Thank you Lord for blessing me in more ways that I never would have even dreamed.

Difficult Recovery

Walking through life is like walking down a road with twists and turns and intersections and you never exactly know what might be around a corner or a bend up ahead…but every step you take brings you closer to that next new thing, or experience or relationship that shapes your life and slowly helps you to develop into the person you are.  Even when it seems like you’re stuck in one place or at a complete standstill, as long as time moves on and the sun still rises and sets, you’re moving too.

I think that’s probably the hardest thing for me to remember because there have been times in my life where I’ve been sure that I’m going nowhere when in fact, every single step I’ve taken has brought me closer to where I am now…and even now I’m moving on towards that next bend in my road that I can’t even see yet, but I’ll know when I reach it.

It’s these moments in life, though, when I feel stuck – trapped, even – when I wish I could take a step back and see my life from someone else’s viewpoint…like an impartial third party.  Or better yet, like an observer from a balcony in heaven…looking down and able to see both what has past, what is currently, and what is to come.  Just to feel like I really am moving towards SOMETHING.

Of course when I look back on my life, it seems unbelievable to me…even though I’ve lived it.  If it was someone else’s life, I think I’d be jealous.  As it is with  everyone though, I think the tendency we all have is to focus on the things we don’t have rather than what we do.  I know I spend more time on how I wish I had more friends here and how tired I am of being alone all the time and why I haven’t had a date in nearly three years…  You won’t hear me mention nearly as much the tings that I’m grateful for…and believe me, I am grateful!  Grateful for the three years I got to spend in Alaska, and for the opportunities that brought me – including the introduction of one of my best friends into my life.  Grateful for my time in NYC – living and working in Manhattan.  Grateful for the transfer overseas and now having the chance to live internationally, experience another culture to the fullest, as well as have a jumping off point to the rest of Europe…Rome, Greece, France…  Grateful for a live that when I write it down on pape, does seem somewhat unreal to me – but each experience I’ve had has led to the next like a huge domino set up, and now I feel as if I’m just waiting to see what the next one to fall will be.

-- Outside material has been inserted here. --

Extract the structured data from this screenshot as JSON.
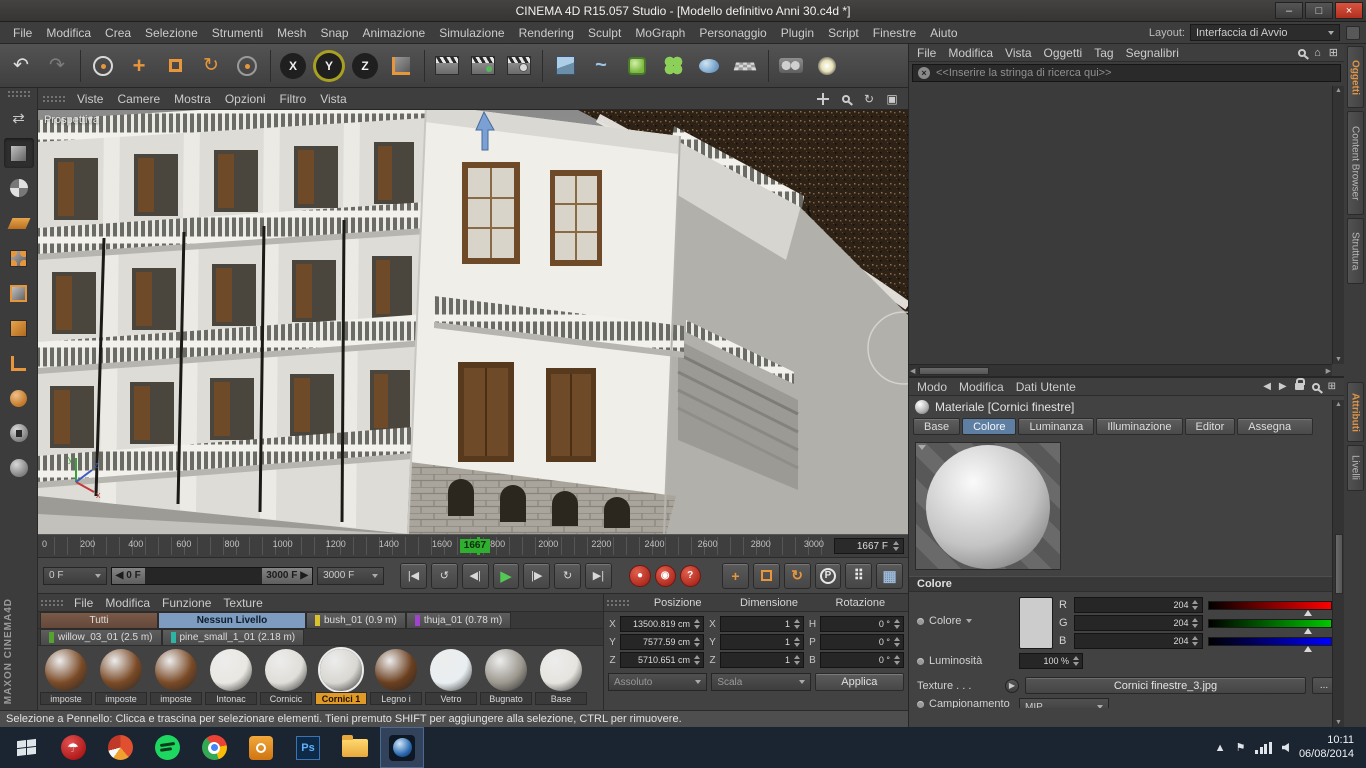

It does all seem like a bit much, doesn’t it?  Yes, well, it does to me too.  I wonder what it will seem like to my children (if I ever have any!)  One thing I know – if I do have kids and they grow up and forget me and leave me alone to die quietly in some old people’s home (preferably in some tropical location) I don’t think I’ll mind so much as I will have plenty of memories to keep me company.  Oh, not to mention Janelle and I have a pact to be put away together once our husbands die because then we really won’t care if anyone ever comes to see us…we can just be two old terry-cloth clad biddies sitting around in rocking chairs on our retirement home veranda laughing at jokes that no one understands but us and going on and on about the good ol’ days when we were young and gorgeous.

Today for some reason has been particularly tough.  I just want to curl up on the sofa with my cashmere throw and watch old Cary Grant films until the sun comes out (which could mean months in this God-forsaken country).  Each day I awaken to more dreary grey clouds and wonder why on earth these people choose to live here voluntarily.  I feel very much like I’m living in a black and white movie.  It’s amazing also what a toll it takes on one’s mood and perspective.  And then when it rains, you just go from feeling depressed to depressed AND damp.  Insult to injury.  Why not give me a papercut and then dump lemon juice on it?  I might actually enjoy that more.

So Janelle was here for a visit and it’s been harder since she left.  I had really forgotten what it was like to have friends around…ESPECIALLY friends who understand your crazy, American sense of humor!  You can’t even put a value on that!

Now the hardest part has been trying to bounce back from her visit which I am having an exceedingly hard time doing.  I’d give my right arm to have her back here.